= Verna Mae Slone =

Verna Mae Slone (October 9, 1914 - January 5, 2009) was an Appalachian author from Knott County, Kentucky.

==Early life==
She was born in Hindman, KY to Isom B. Slone and Sarah Owens Slone. Verna grew up in the Eastern mountains of Kentucky near the town of Pippa Passes and is the tenth generation of her family to live in Eastern Kentucky She was raised by her sister, Lorenda, for the majority of her childhood. She died at the age of 94 in the same town. Her mother died 6 weeks after giving birth to her, leaving Slone's father alone as the primary caregiver.

==Later years==
Slone had never completed high school education because her family needed her to work, but at age 65 she decided to start her journey writing books with the intention of breaking stereotypes surrounding Appalachian people and educating them on the Appalachian way of life. Slone referred to the older members of her community and family as "wonderful story-tellers... and praised the fact that "their descriptive phrases added humor and interest, giving character to the tale". Her work began being passed around and eventually grew so much in popularity that thousands of visitors started coming to visit her for a chance to listen to her stories. Some sources record 30 or more daily visitors. In 1993 her portrait became the centerpiece of photographer Barbara Beirne's exhibit Women of Appalachia at the Smithsonian Institution in Washington. Fifteen of the 1800 quilts she made decorate the walls of the historic Hindman Settlement School. She once compared quilts to life, stating, "when we are born we are given a bundle of scraps; the way we put them together is up to us." Slone was buried in Slone Cemetery.
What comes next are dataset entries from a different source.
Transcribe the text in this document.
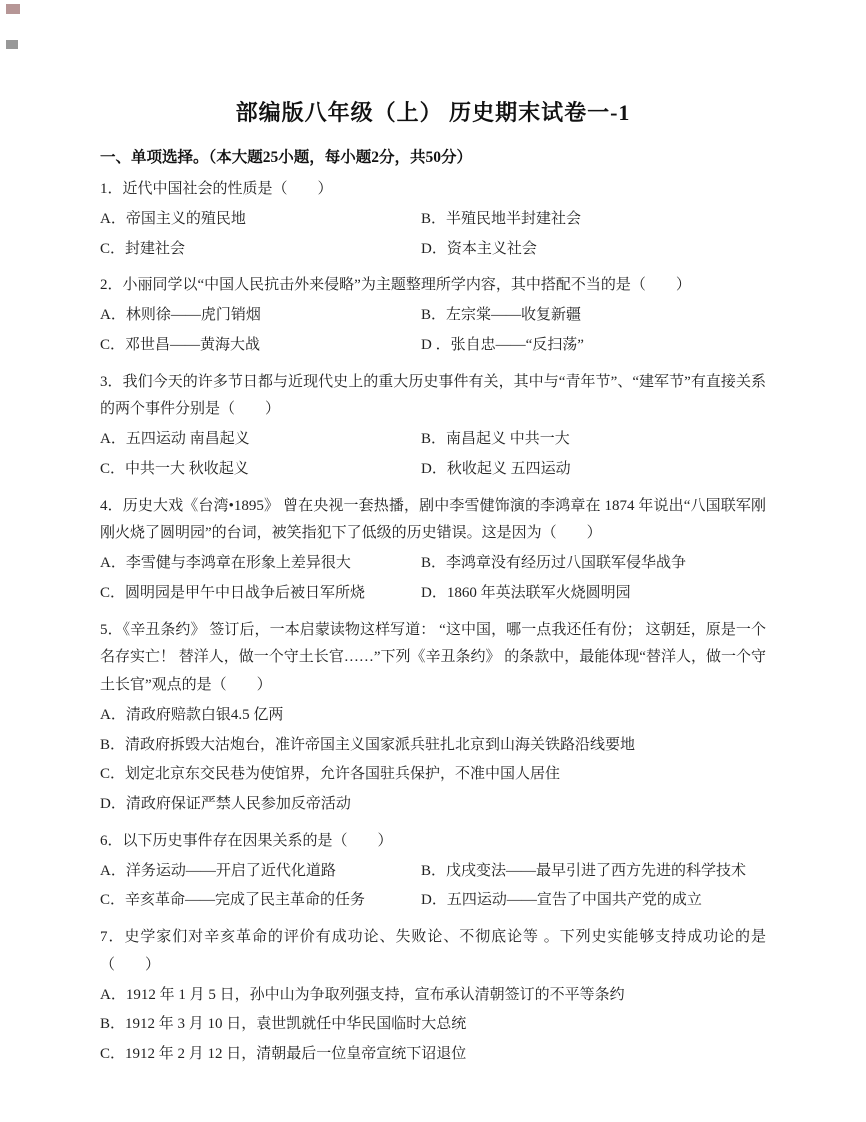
部编版八年级（上） 历史期末试卷一-1
一、单项选择。（本大题25小题，每小题2分，共50分）

1．近代中国社会的性质是（　　）

A．帝国主义的殖民地	B．半殖民地半封建社会
C．封建社会	D．资本主义社会

2．小丽同学以“中国人民抗击外来侵略”为主题整理所学内容，其中搭配不当的是（　　）

A．林则徐——虎门销烟	B．左宗棠——收复新疆
C．邓世昌——黄海大战	D ．张自忠——“反扫荡”

3．我们今天的许多节日都与近现代史上的重大历史事件有关，其中与“青年节”、“建军节”有直接关系的两个事件分别是（　　）

A．五四运动 南昌起义	B．南昌起义 中共一大
C．中共一大 秋收起义	D．秋收起义 五四运动

4．历史大戏《台湾•1895》 曾在央视一套热播，剧中李雪健饰演的李鸿章在 1874 年说出“八国联军刚刚火烧了圆明园”的台词，被笑指犯下了低级的历史错误。这是因为（　　）

A．李雪健与李鸿章在形象上差异很大	B．李鸿章没有经历过八国联军侵华战争
C．圆明园是甲午中日战争后被日军所烧	D．1860 年英法联军火烧圆明园

5．《辛丑条约》 签订后，一本启蒙读物这样写道： “这中国，哪一点我还任有份； 这朝廷，原是一个名存实亡！ 替洋人，做一个守土长官……”下列《辛丑条约》 的条款中，最能体现“替洋人，做一个守土长官”观点的是（　　）

A．清政府赔款白银4.5 亿两
B．清政府拆毁大沽炮台，准许帝国主义国家派兵驻扎北京到山海关铁路沿线要地
C．划定北京东交民巷为使馆界，允许各国驻兵保护，不准中国人居住
D．清政府保证严禁人民参加反帝活动

6．以下历史事件存在因果关系的是（　　）

A．洋务运动——开启了近代化道路	B．戊戌变法——最早引进了西方先进的科学技术
C．辛亥革命——完成了民主革命的任务	D．五四运动——宣告了中国共产党的成立

7．史学家们对辛亥革命的评价有成功论、失败论、不彻底论等 。下列史实能够支持成功论的是（　　）

A．1912 年 1 月 5 日，孙中山为争取列强支持，宣布承认清朝签订的不平等条约
B．1912 年 3 月 10 日，袁世凯就任中华民国临时大总统
C．1912 年 2 月 12 日，清朝最后一位皇帝宣统下诏退位
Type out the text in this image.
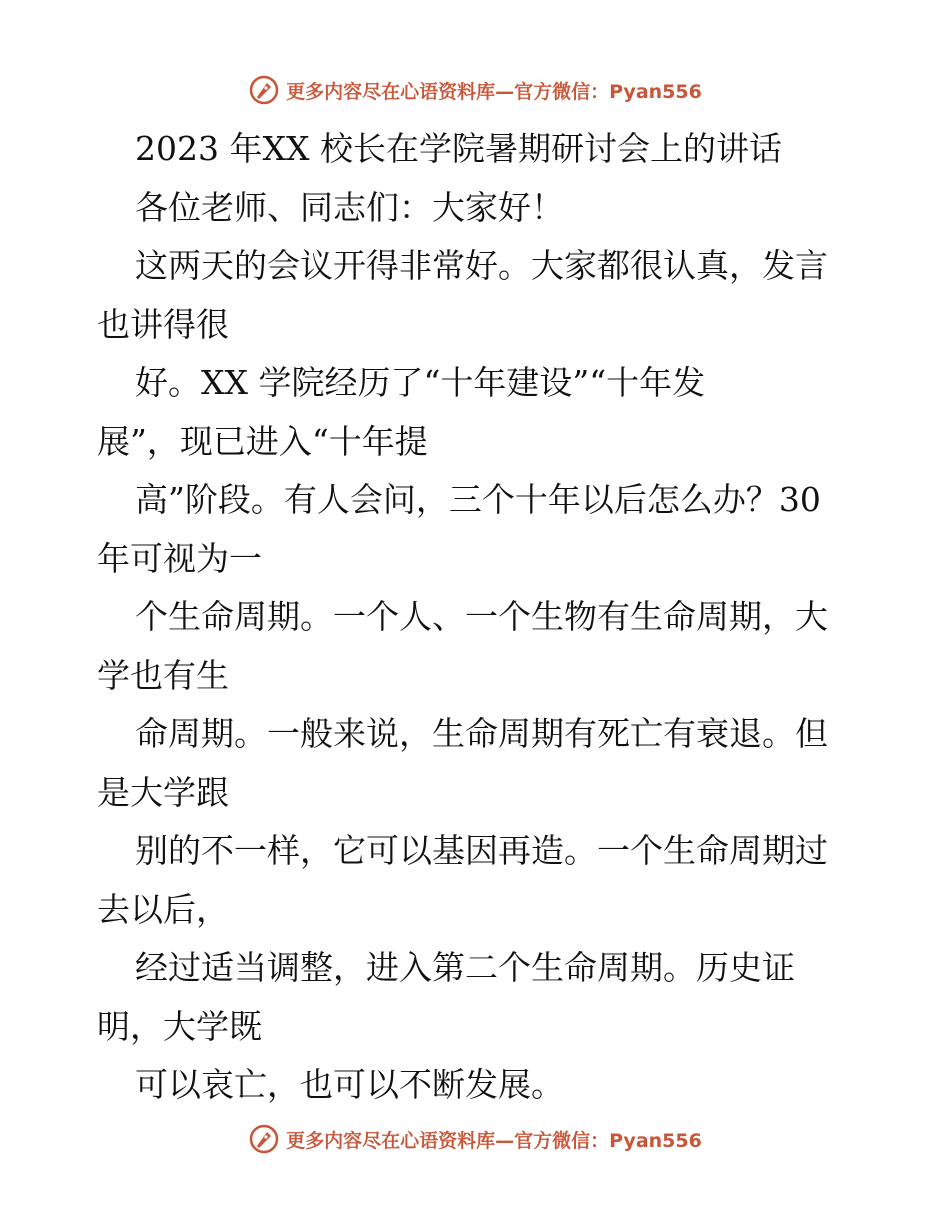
更多内容尽在心语资料库—官方微信：Pyan556
2023 年XX 校长在学院暑期研讨会上的讲话
各位老师、同志们：大家好！
这两天的会议开得非常好。大家都很认真，发言
也讲得很
好。XX 学院经历了“十年建设”“十年发
展”，现已进入“十年提
高”阶段。有人会问，三个十年以后怎么办？30
年可视为一
个生命周期。一个人、一个生物有生命周期，大
学也有生
命周期。一般来说，生命周期有死亡有衰退。但
是大学跟
别的不一样，它可以基因再造。一个生命周期过
去以后，
经过适当调整，进入第二个生命周期。历史证
明，大学既
可以哀亡，也可以不断发展。
更多内容尽在心语资料库—官方微信：Pyan556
==What My Heart Wants to Tell==
Slone's most famous book was published in 1979 when she was 65 years old. Her novel was called What My Heart Wants to Tell and was published by the New Republic. Her memoir focused on the rural hills of Caney Creek in Knott County, Kentucky. Verna wrote "What My Heart Wants to Tell" for her grandchildren and to honor her father, Isom B. Slone, who everyone called "Kitteneye" Her most famous, enduring quote from the text is, "God knew that it would take brave and sturdy people to survive in these beautiful but rugged hills. So he sent us his very strongest men and women." Her novel details her childhood years and destroys ignorant misconceptions about the Appalachian people. For example, Slone explains that moonshine is not merely a drink that Kentucky people drink an inordinate amount of, but a remedy for sickness. Along with depicting genuine mountain life, Slone's work revolves around her hardworking, dedicated father, "Kitteneye." Slone originally wrote her book as a gift for family members; she ensured that all thirteen of her grandchildren received a copy. The manuscript made its way to a writer who read it publicly on the National Radio, then published it with the New Republic. Verna Mae authored five other books including the novel Rennie's Way and a book about Appalachian Language called How We Talked.

==Other works==
Slone wrote 6 books in total, including Rennie's Way and How We Talked. Rennie's Way is a "collection of family stories woven into a novel that parallels Verna Mae's life as she was raised by [her sister for most of her life]." In each of her works, Slone strongly advocated for preserving the Appalachian lifestyle.

==Family and legacy==
Slone was married to Willie Slone. They had 5 sons, who Slone cared for during the week. Willie drove a bulldozer full-time to support the family until his death in 1989. In memory of her mother, Slone had a log house built with "200-year-old logs saved from the house where her mother was born 115 years ago." In Slone's free time, she was known as a quilter and dollmaker. She handcrafted over 1,800 quilts, along with thousands of cloth dolls. The Hindman Settlement School in Hindman, Kentucky, proudly displays 15 of Slone's quilts today. Slone's writing continues to be used in many classrooms today to bring insight and appreciation for Appalachian culture. Marrianne Worthington, a well-known educator, writer, and editor in the field of Appalachian studies, incorporates Verna Mae Slone's works into her curriculum for her students in "hopes that they, like Verna Mae Slone, will teach others the stories of Appalachia and make those words a part of their own telling hearts".

In 1993, photographer Barbara Beirne's portrait of Verna Mae Slone was the centerpiece of the Women of Appalachia exhibition at the Smithsonian Institution in Washington.